By Judith Mwobobia | April 19th 2021

In hush whispers, the message would be passed along from student to student. And on a Saturday afternoon, large numbers would troop into the hall, curious about the seemingly top-secret agenda of the meeting. However, the more important reason many would interrupt their weekend raves for a sit-down session in a lecture hall was due to the promise of the Sh500 that would be handed out for attendance.

I would find myself in many of those meetings in my four years at the university. And six out of the eight times, the topic of discussion was where one could get an abortion if you needed one.

Of note is that the service wasn’t free. Business cards would be dished out afterward. We would listen in rapt attention, taking mental note of the important details in case the information would ever come in handy at any point in our young lives.

The other time I would be keenly aware of the subject of abortion was when one went horribly wrong. One young woman would enlist the help of a medical student to terminate a pregnancy. The procedure went wrong and uncontrollable bleeding would lead to a long and painful hospitalisation. Thankfully, she would end up fine; psychologically scarred, but physically sound albeit a cloud on her ability to conceive in the future.

It is an open secret where one can procure an abortion in Kenya. Even a simple Google search will yield some options. And a few discreet enquiries reveal that getting a professional to do it could cost you not less than Sh15,000. That is a cost many women in Kenya can’t meet.

In rural areas, this can be doubly expensive. And so, desperate women will do what they have to do. They will procure backstreet abortions, or attempt to do it themselves. Interestingly, our law dictates that abortion is illegal and can only be done when the medical doctor deems it necessary for the health of the patient. As the law states that, it seemingly ignores mental health.

For a woman to get to a point she wants to terminate a pregnancy, best believe her mental health is at risk should that option be taken away from her.
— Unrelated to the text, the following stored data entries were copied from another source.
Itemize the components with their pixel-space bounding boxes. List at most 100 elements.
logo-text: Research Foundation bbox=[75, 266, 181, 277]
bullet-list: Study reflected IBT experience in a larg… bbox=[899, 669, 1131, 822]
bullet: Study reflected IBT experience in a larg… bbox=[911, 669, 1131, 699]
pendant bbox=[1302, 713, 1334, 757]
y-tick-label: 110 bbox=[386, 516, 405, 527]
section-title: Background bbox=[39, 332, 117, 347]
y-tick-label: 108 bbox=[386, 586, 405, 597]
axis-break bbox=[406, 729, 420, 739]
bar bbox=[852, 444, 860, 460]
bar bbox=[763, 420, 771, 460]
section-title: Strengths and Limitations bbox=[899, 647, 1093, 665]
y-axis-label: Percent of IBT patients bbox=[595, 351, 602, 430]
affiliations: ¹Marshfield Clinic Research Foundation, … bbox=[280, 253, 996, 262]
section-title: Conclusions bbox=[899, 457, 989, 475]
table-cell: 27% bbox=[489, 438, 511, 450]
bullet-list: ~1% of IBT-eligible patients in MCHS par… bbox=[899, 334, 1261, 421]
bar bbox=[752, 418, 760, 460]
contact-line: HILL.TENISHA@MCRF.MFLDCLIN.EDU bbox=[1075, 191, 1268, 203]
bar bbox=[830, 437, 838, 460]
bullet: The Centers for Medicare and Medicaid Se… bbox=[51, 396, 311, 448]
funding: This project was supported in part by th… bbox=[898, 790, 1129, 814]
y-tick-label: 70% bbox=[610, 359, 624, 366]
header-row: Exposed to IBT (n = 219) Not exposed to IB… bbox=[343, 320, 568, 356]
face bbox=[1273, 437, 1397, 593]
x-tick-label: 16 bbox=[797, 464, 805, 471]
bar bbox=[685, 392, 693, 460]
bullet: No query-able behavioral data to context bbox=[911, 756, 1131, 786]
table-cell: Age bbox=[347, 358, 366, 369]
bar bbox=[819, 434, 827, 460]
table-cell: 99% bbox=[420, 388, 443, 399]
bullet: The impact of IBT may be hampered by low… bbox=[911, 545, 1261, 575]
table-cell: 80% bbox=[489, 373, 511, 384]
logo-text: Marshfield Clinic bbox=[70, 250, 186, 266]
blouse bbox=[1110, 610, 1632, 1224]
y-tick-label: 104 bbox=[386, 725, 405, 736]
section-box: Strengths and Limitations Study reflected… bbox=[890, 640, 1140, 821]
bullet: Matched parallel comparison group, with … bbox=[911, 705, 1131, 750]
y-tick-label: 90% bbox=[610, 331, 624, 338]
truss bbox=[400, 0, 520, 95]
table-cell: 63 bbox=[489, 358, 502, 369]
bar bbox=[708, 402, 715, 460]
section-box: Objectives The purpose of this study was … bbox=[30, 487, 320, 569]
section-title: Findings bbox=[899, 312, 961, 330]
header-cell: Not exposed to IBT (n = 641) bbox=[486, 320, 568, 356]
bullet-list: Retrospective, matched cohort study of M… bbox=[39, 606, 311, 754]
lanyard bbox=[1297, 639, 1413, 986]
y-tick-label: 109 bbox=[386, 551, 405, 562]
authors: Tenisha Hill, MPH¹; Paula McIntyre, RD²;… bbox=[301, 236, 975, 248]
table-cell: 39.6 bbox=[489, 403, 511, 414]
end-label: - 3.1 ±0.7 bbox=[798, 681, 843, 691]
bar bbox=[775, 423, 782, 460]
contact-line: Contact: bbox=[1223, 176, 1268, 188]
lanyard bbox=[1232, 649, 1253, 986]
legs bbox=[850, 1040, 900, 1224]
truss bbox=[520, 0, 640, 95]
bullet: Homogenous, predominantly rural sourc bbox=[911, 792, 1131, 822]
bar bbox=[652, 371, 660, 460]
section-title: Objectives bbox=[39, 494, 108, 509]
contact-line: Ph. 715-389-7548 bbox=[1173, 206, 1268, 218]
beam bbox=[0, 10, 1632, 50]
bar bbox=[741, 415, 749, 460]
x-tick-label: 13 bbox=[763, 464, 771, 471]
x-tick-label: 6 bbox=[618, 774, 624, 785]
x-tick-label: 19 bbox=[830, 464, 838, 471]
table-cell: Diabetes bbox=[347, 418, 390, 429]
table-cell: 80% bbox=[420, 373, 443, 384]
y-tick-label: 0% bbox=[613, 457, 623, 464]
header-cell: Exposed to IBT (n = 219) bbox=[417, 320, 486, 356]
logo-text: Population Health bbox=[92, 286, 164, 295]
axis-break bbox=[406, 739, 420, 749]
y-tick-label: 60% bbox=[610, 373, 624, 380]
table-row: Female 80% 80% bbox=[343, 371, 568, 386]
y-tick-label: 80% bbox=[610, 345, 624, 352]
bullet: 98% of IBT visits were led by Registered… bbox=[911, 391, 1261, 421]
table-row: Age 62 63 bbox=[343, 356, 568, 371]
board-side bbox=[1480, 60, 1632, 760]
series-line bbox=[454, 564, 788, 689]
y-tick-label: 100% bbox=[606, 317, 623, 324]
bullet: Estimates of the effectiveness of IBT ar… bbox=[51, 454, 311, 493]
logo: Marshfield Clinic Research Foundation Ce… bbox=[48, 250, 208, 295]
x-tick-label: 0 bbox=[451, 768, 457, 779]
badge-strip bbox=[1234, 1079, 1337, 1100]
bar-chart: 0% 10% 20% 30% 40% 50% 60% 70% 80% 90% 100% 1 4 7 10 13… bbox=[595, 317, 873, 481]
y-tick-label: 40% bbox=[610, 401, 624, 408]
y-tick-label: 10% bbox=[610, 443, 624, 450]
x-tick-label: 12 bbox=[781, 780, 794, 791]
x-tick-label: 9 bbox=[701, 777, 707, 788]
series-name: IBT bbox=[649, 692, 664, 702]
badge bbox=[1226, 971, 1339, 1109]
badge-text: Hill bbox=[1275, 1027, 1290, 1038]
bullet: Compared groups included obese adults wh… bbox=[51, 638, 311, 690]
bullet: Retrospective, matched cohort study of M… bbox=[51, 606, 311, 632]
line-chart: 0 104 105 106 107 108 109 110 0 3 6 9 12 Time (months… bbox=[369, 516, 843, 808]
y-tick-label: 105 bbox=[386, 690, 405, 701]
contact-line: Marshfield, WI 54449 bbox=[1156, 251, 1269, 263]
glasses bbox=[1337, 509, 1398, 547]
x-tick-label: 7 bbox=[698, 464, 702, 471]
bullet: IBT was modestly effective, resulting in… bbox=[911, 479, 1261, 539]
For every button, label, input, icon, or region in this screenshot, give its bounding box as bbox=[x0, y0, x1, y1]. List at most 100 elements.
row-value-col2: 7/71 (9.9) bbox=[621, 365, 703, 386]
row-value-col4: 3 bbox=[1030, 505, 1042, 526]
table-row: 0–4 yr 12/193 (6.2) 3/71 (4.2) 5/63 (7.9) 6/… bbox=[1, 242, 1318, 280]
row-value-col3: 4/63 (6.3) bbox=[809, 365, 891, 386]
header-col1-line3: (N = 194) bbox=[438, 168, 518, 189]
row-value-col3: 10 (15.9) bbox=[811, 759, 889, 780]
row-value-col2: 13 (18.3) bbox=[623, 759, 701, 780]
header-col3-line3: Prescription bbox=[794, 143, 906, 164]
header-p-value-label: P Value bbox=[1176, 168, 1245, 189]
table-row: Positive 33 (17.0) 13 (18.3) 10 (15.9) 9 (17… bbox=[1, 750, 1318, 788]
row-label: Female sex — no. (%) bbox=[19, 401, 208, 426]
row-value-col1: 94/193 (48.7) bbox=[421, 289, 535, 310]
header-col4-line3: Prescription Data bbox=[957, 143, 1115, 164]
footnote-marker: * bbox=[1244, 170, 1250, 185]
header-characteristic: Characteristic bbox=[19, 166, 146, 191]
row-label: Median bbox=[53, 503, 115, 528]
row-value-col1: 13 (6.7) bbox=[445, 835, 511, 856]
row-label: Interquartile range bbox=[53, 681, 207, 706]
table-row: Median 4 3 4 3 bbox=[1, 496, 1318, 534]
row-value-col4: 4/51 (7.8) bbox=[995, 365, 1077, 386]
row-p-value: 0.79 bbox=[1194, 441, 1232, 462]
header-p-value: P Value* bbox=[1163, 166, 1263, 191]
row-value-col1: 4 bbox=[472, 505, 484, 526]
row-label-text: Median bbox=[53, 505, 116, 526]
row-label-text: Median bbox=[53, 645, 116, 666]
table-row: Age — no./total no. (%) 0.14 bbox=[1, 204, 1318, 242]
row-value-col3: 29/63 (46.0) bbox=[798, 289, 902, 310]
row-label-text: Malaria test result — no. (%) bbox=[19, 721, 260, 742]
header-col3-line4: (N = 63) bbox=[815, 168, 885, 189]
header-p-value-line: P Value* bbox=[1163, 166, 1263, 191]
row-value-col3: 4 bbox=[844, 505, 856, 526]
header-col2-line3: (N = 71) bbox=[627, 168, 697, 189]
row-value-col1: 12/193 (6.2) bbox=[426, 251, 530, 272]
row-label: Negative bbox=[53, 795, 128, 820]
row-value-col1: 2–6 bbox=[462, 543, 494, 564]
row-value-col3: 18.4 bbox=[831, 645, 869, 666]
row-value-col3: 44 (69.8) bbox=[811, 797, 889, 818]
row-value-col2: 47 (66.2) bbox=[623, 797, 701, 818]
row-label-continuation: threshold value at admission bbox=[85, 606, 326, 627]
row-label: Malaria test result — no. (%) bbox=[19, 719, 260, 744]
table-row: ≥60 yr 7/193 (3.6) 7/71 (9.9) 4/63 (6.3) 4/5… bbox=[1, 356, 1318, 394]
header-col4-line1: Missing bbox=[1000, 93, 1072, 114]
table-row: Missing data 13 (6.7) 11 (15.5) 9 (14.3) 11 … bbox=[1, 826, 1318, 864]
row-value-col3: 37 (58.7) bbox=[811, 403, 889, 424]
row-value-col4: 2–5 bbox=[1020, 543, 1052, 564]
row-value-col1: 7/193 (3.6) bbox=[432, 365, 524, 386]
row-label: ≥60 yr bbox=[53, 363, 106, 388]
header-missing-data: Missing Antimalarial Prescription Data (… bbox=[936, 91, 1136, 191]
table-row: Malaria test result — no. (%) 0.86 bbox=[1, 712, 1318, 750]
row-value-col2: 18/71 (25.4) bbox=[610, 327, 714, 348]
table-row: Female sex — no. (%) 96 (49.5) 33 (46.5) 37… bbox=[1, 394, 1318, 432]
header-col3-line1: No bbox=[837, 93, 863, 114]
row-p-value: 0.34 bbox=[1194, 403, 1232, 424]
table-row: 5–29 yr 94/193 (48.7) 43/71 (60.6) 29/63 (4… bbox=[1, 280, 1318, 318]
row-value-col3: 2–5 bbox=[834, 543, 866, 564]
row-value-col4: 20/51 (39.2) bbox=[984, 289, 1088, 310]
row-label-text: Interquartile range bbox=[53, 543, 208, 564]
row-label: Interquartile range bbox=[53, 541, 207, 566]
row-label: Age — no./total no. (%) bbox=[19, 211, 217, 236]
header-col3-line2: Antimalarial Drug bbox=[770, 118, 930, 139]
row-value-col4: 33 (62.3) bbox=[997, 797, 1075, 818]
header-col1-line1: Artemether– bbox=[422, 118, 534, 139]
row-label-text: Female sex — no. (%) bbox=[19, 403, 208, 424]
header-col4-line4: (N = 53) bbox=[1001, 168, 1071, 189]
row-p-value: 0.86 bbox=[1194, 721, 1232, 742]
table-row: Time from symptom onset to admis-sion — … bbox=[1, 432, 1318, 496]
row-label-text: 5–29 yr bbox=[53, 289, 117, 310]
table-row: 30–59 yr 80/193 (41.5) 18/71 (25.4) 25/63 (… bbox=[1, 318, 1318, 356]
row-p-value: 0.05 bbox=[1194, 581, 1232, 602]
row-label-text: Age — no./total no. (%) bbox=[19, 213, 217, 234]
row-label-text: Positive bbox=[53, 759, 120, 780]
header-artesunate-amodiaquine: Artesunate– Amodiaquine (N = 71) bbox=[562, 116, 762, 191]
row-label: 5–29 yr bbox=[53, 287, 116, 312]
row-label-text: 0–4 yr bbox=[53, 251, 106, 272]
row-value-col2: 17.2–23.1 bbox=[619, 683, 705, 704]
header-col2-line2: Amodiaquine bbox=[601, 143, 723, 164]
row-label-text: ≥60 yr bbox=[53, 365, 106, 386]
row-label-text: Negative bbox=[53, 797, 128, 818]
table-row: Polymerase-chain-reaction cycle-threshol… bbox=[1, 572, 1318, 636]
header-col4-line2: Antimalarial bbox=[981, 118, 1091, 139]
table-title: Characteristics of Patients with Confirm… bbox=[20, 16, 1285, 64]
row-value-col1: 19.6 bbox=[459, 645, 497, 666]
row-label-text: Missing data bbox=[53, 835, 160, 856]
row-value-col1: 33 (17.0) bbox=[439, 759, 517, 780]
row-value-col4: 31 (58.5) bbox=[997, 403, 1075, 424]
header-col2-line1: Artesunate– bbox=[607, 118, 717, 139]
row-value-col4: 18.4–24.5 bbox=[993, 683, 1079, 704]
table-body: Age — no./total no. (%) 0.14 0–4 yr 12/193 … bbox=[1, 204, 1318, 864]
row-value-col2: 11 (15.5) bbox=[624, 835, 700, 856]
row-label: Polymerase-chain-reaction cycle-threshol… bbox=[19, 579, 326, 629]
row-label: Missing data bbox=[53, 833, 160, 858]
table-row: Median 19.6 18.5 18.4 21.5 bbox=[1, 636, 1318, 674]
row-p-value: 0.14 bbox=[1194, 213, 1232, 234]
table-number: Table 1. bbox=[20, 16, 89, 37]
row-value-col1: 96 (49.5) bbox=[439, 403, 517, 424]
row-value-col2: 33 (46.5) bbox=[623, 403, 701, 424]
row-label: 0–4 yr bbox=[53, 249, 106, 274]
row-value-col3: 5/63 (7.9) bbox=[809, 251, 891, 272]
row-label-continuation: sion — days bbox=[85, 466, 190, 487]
And chances are, she will go ahead and get one, but pay dearly with her life.

In a country where sexual violence is a reality and a worrying concern, it is astounding how the society picks and chooses which issues to take a moral stand on. We can continue singing about how abortion should remain illegal and is immoral, but the truth is that this happens; sometimes safely, other times, most times, with unhappy endings. In 2010 it was estimated that atleast 2,600 women died from unsafe abortion in a year, and that 21,000 more were hospitalised from complications.

These numbers are of those who made it to the hospital. Now imagine how many more, the numbers have become a decade later! Ask any doctor who works at Kenyatta National Hospital and they will tell you about the number of young women who walk into the hospital suffering complications of botched abortions. Most of these women, the lucky ones who survive, walk away with scars that will never heal from the crudely done attempts.

Safe and legal abortion is a woman’s human right. A woman should have the choice to decide what is good or bad for her body. She should have the option of making the decision, walking into a public hospital, and getting the service she needs from qualified health professionals. That is what the fight for human freedoms has always been about anyway. Denying women safe abortions belongs in the same category as forced marriages and female genital mutilation. It never ends well.